One of the most important books I’ve ever read on this topic is My Grandmother’s Hands: Racialized Trauma and the Pathway to Mending Our Hearts and Bodies (2017) by Resmaa Menakem. Menakem points out that white bodies carry the historical trauma of the centuries of brutality of medieval Europe and when white people had the opportunity to unleash their unresolved trauma on black bodies, in the form of slavery, they went hog wild. The trauma levied on black people didn’t magically disappear in 1865 and is manifest in black bodies today. The need for African-Americans to make sure white people are OK is one manifestation of that trauma, which ads “fawn” to fight/flight/freeze. Additionally, police carry the unresolved trauma of dealing with traumatized people everyday and act out their trauma on the (mostly black) bodies they are charged to protect. Hurt people hurt people.

Manakem suggests a mindfulness approach to all this drama caused by people acting on their lizard brain impulses. In a fast-paced world, what if we all just slowed down and learn how to soothe ourselves? What if cops, before hitting the streets, practiced meditation and thought about their own thoughts? Maybe instead of cop lizard brains seeing black bodies as a threat and squeezing off a few rounds, they’d calmly assess what was actually needed in that situation. Calming the brain can interrupt micro-aggressions and explosive anger. Think of all those times you fucked up and wished your thinking brain had been in charge instead of your “impulse to action” brain.

This has been a huge issue for me. I can’t count the number of times I’ve heard Cher singing, “If I could turn back time” after I did or said something stupid. I apologize and swear I’ll never do it again. Then I do it again. The lizard brain doesn’t think. It just reacts. That baked cake has been my trauma response for over 50 years and has not made my life any better. Worse, it’s driven away the people I claim to love.
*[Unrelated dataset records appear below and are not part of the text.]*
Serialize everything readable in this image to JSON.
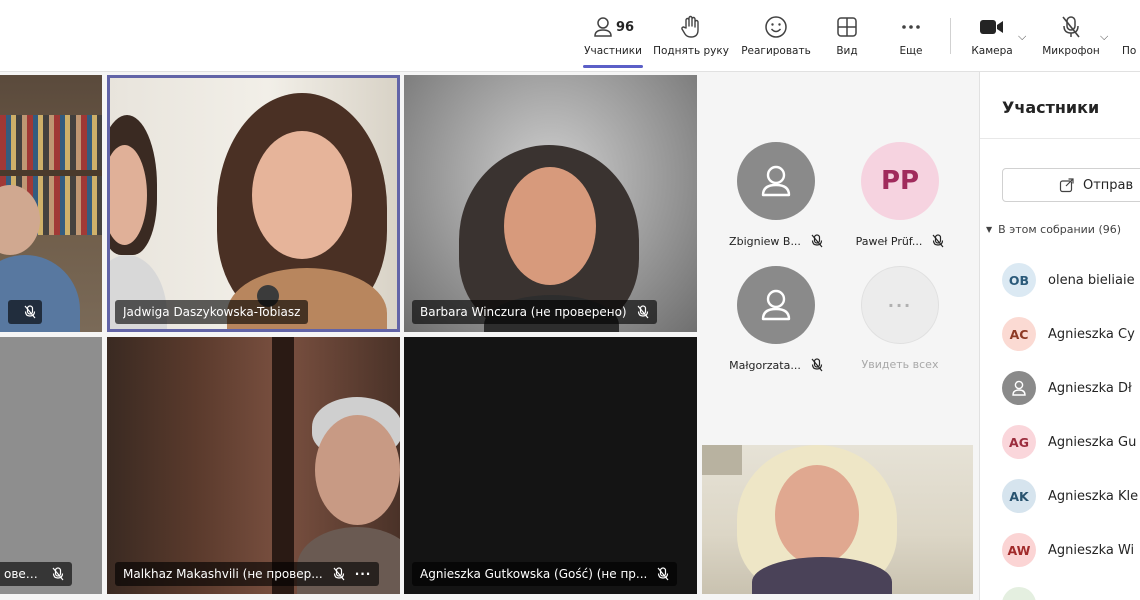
{
  "toolbar": {
    "participants": {
      "label": "Участники",
      "count": "96",
      "icon": "people-icon"
    },
    "raise_hand": {
      "label": "Поднять руку",
      "icon": "hand-icon"
    },
    "react": {
      "label": "Реагировать",
      "icon": "smiley-icon"
    },
    "view": {
      "label": "Вид",
      "icon": "grid-icon"
    },
    "more": {
      "label": "Еще",
      "icon": "ellipsis-icon"
    },
    "camera": {
      "label": "Камера",
      "icon": "camera-icon"
    },
    "microphone": {
      "label": "Микрофон",
      "icon": "mic-off-icon"
    },
    "share_partial": {
      "label": "По"
    },
    "accent_color": "#5b5fc7"
  },
  "tiles": {
    "tile_1": {
      "name": ""
    },
    "tile_2": {
      "name": "Jadwiga Daszykowska-Tobiasz",
      "active_speaker": true
    },
    "tile_3": {
      "name": "Barbara Winczura (не проверено)"
    },
    "tile_4": {
      "name": "оверен..."
    },
    "tile_5": {
      "name": "Malkhaz Makashvili (не провер...",
      "more": "···"
    },
    "tile_6": {
      "name": "Agnieszka Gutkowska (Gość) (не пр..."
    },
    "tile_7": {
      "name": ""
    }
  },
  "avatars": [
    {
      "name": "Zbigniew B...",
      "initials": "",
      "muted": true
    },
    {
      "name": "Paweł Prüf...",
      "initials": "PP",
      "muted": true,
      "color": "#f6d3e0",
      "text_color": "#a02b5c"
    },
    {
      "name": "Małgorzata...",
      "initials": "",
      "muted": true
    },
    {
      "name": "Увидеть всех",
      "initials": "···",
      "muted": false
    }
  ],
  "panel": {
    "title": "Участники",
    "share_label": "Отправ",
    "section": "В этом собрании (96)",
    "participants": [
      {
        "initials": "OB",
        "name": "olena bieliaie",
        "bg": "#dbe9f3",
        "fg": "#2b5a7a"
      },
      {
        "initials": "AC",
        "name": "Agnieszka Cy",
        "bg": "#fbdad3",
        "fg": "#8e3a25"
      },
      {
        "initials": "",
        "name": "Agnieszka Dł",
        "bg": "#8a8a8a",
        "fg": "#ffffff"
      },
      {
        "initials": "AG",
        "name": "Agnieszka Gu",
        "bg": "#fad6db",
        "fg": "#9b2c3d"
      },
      {
        "initials": "AK",
        "name": "Agnieszka Kle",
        "bg": "#d6e4ee",
        "fg": "#28536f"
      },
      {
        "initials": "AW",
        "name": "Agnieszka Wi",
        "bg": "#fbd4d4",
        "fg": "#a12a2a"
      }
    ]
  }
}
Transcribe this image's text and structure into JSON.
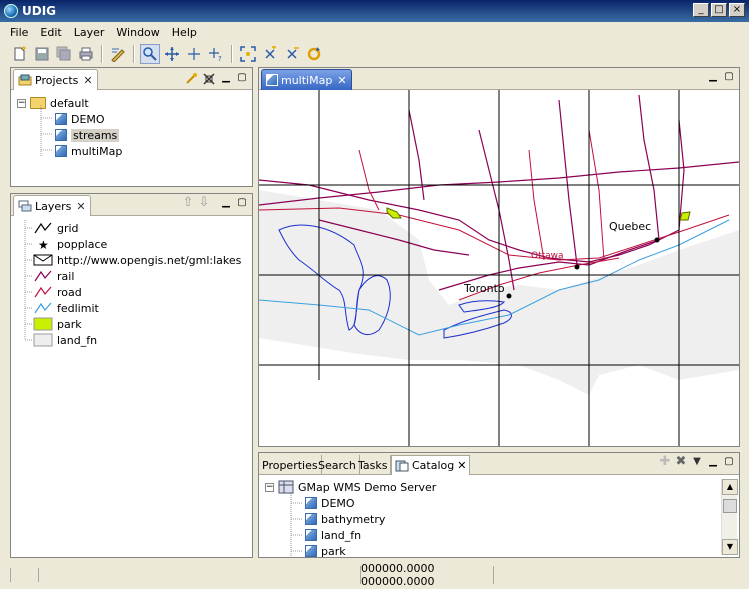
{
  "window": {
    "title": "UDIG"
  },
  "menu": [
    "File",
    "Edit",
    "Layer",
    "Window",
    "Help"
  ],
  "toolbar": {
    "buttons": [
      "new-icon",
      "save-icon",
      "save-all-icon",
      "print-icon",
      "edit-tool-icon",
      "zoom-icon",
      "pan-icon",
      "info-icon",
      "select-icon",
      "zoom-extent-icon",
      "zoom-in-icon",
      "zoom-out-icon",
      "refresh-icon"
    ]
  },
  "projects": {
    "tab_label": "Projects",
    "root": "default",
    "items": [
      "DEMO",
      "streams",
      "multiMap"
    ],
    "selected": "streams"
  },
  "layers": {
    "tab_label": "Layers",
    "items": [
      {
        "label": "grid",
        "symbol": "line",
        "color": "#000000"
      },
      {
        "label": "popplace",
        "symbol": "star",
        "color": "#000000"
      },
      {
        "label": "http://www.opengis.net/gml:lakes",
        "symbol": "envelope",
        "color": "#000000"
      },
      {
        "label": "rail",
        "symbol": "line",
        "color": "#8b0055"
      },
      {
        "label": "road",
        "symbol": "line",
        "color": "#c0103a"
      },
      {
        "label": "fedlimit",
        "symbol": "line",
        "color": "#3aa0e0"
      },
      {
        "label": "park",
        "symbol": "fill",
        "color": "#c8f000"
      },
      {
        "label": "land_fn",
        "symbol": "fill",
        "color": "#eeeeee"
      }
    ]
  },
  "map": {
    "tab_label": "multiMap",
    "city_labels": [
      "Quebec",
      "Ottawa",
      "Toronto"
    ]
  },
  "bottom_panel": {
    "tabs": [
      "Properties",
      "Search",
      "Tasks",
      "Catalog"
    ],
    "active_tab": "Catalog",
    "server": "GMap WMS Demo Server",
    "items": [
      "DEMO",
      "bathymetry",
      "land_fn",
      "park"
    ]
  },
  "status": {
    "coords": "000000.0000 000000.0000"
  }
}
So finding a space between impulse and action is now my mandate. Daily meditation has become a requirement. Exercise and yoga, too. Breathing exercises, also. Anything to slow myself down and give myself the space to think before I act. I knew this past Saturday was going to be particularly challenging given the sad turns this marital separation has taken and I meditated six times throughout the day, which kept me from sending angry texts or stewing in my juices on a rare sunny Saturday in Portland. I’m having an ongoing conversation with the 4-year-old me. He can’t drive the car anymore, but he’ll be protected and safe.

There’s a quote attributed to David Bowie that says, “Aging is an extraordinary process where you become the person you always should have been.” If I could speak to that younger version of myself, I’d tell him to ditch that “impulse to action” bullshit as soon as possible. Slow your role and calm your soul. Give yourself permission to first see your thoughts and then, the ones that don’t actually serve you, let them go like big red balloons.

And to all the people that are screaming at each other, shooting each other, storming capitols, and hurting each other, please learn soothe yourselves. The lizard brain trauma response that tells you to pop a cap in his ass or street race down Broadway is the same impulse that tells you to text someone that they are a piece of shit or blow off someone’s sincere need to communicate. We can all be better at managing our tendency to cause harm. We have a buffer between our impulsive lizard brain and the mistakes we will later regret. That buffer is our ability to calm ourselves before we choose to act.